The Tiger armed reconnaissance and attack helicopter received lots of attention at Eurosatory 2006, marking the completion of one armament programs (Australia) and the beginning of at least two others (Germany and Spain). The Tiger is currently operational with the German and French forces. The helicopter was designed from the start to address the specific requirements of two nations, but since Australia and Spain decided to procure the helicopter, things are changing dramatically, primarily with the helicopter’s armament suite.

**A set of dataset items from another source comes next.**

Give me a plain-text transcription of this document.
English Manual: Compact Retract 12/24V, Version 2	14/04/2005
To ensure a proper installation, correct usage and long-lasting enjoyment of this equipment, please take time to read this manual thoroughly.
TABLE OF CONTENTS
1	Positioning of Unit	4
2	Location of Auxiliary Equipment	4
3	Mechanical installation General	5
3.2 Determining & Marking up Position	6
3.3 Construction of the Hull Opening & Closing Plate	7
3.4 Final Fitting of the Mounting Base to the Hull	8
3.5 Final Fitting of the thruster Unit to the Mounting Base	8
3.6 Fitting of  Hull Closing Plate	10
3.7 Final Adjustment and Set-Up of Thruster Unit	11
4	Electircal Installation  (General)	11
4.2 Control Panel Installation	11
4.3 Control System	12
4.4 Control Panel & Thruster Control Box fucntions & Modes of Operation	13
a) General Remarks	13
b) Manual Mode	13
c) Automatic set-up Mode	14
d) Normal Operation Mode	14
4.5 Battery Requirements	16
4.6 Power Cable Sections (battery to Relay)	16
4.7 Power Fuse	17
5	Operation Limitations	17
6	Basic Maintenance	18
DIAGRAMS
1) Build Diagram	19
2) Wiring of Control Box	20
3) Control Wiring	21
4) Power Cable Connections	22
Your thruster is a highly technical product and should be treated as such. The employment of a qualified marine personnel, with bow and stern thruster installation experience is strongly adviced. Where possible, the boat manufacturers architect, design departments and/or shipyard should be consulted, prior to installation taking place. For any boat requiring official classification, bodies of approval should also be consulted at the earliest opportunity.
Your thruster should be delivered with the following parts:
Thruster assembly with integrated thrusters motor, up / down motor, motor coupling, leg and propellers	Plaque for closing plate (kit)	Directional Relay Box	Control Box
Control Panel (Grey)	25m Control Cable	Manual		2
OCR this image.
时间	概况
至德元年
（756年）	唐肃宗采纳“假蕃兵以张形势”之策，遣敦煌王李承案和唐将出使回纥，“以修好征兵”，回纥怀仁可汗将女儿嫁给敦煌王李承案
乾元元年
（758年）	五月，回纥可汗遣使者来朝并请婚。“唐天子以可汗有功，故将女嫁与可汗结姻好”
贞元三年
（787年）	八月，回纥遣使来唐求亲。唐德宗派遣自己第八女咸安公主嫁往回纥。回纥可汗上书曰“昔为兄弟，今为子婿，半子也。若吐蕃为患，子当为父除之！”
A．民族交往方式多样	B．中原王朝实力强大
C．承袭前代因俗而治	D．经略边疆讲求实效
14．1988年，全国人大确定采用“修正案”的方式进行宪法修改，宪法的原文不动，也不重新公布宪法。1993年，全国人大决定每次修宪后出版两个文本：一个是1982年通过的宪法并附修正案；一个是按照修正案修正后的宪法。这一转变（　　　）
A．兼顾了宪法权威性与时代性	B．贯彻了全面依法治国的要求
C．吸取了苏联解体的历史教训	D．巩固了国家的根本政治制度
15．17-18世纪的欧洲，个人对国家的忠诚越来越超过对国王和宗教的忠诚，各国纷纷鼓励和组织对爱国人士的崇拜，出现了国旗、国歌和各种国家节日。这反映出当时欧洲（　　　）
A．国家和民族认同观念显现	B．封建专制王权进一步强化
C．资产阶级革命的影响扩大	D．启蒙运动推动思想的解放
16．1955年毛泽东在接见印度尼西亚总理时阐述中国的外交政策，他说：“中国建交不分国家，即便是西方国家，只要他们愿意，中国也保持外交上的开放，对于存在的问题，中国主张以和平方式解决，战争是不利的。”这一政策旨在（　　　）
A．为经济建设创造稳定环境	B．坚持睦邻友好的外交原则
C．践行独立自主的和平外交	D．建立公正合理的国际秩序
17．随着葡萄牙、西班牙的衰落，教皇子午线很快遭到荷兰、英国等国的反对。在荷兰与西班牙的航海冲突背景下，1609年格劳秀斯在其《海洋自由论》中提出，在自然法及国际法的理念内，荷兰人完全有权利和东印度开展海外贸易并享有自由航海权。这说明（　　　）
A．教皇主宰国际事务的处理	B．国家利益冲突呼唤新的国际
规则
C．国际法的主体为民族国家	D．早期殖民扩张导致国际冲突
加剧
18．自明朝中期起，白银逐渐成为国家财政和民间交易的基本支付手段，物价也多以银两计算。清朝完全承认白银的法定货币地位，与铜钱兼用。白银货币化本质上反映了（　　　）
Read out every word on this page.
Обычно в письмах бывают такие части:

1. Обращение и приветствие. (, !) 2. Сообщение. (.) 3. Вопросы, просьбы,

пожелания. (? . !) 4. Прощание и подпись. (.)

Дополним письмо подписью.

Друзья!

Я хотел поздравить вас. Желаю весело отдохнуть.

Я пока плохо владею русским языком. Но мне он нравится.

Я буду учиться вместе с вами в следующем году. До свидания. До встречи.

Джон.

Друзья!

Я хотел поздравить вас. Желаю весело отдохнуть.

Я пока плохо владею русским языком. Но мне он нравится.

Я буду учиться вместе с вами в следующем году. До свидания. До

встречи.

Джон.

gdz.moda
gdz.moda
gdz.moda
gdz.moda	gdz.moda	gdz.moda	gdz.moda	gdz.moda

The German Tiger was designed as an integrated weapon system, optimized as a tank killer and able to rapidly engage multiple tanks at a range of 6 kilometers from safe, concealed positions. To provide these capabilities the helicopter was equipped with a mast-mounted sight and eight PARS-3 (Trigat LR) missiles, which were originally being considered both by Germany and France. However, since France withdrew from the TRIGAT program, the Germans also reconsidered their choice and began to look for alternatives. The Australians selected the Tiger for their new Armed Reconnaissance Helicopter (ARH) and opted to equip it with the Hellfire missile. The four years integration program was completed in June 2006 validating the integration of the M299 “smart launcher” and demonstrating the missile’s performance through six months of flight and firing tests, employing the weapon in both Lock On Before Launch (LOBL) and Lock On After Launch (LOAL) using self and remote designation. Lockheed Martin and MBDA are aggressively marketing the Hellfire as a possible solution for the French and Spanish Tigers, which might also mount the German PARS 3. Unlike Australia, which has already made its decision, the other countries are also consider a third candidate – the Israeli Spike ER.

RAFAEL has been promoting the Spike ER missile for helicopters for some time. The missile is already operational with the Israeli Army and has been integrated with the Romanian Puma multi-mission helicopter. Turkey is also believed to be interested in the missile. The first evidence that the Spike ER option is real was demonstrated at Eurosatory 2006 show, when Eurocopter presented the Spike ER on the Tiger. However, shortly after, the EADS’ subsidiary hastily replaced the missile with their parent company’s PARS 3 LR launcher pod. The Spike-ER missile has been cleared for use with the Tiger attack helicopter following the successful conclusion of firing trials during which all four missiles launched hit their targets with remarkable precision. The pilot can launch a missile and immediately drop down out of sight of the target, but can still view the target through the missile’s fiber-optic guidance link. Spike ER has a range of 8 kilometers and is available in Anti-Tank (HEAT Tandem) or Blast Fragmentation warhead versions.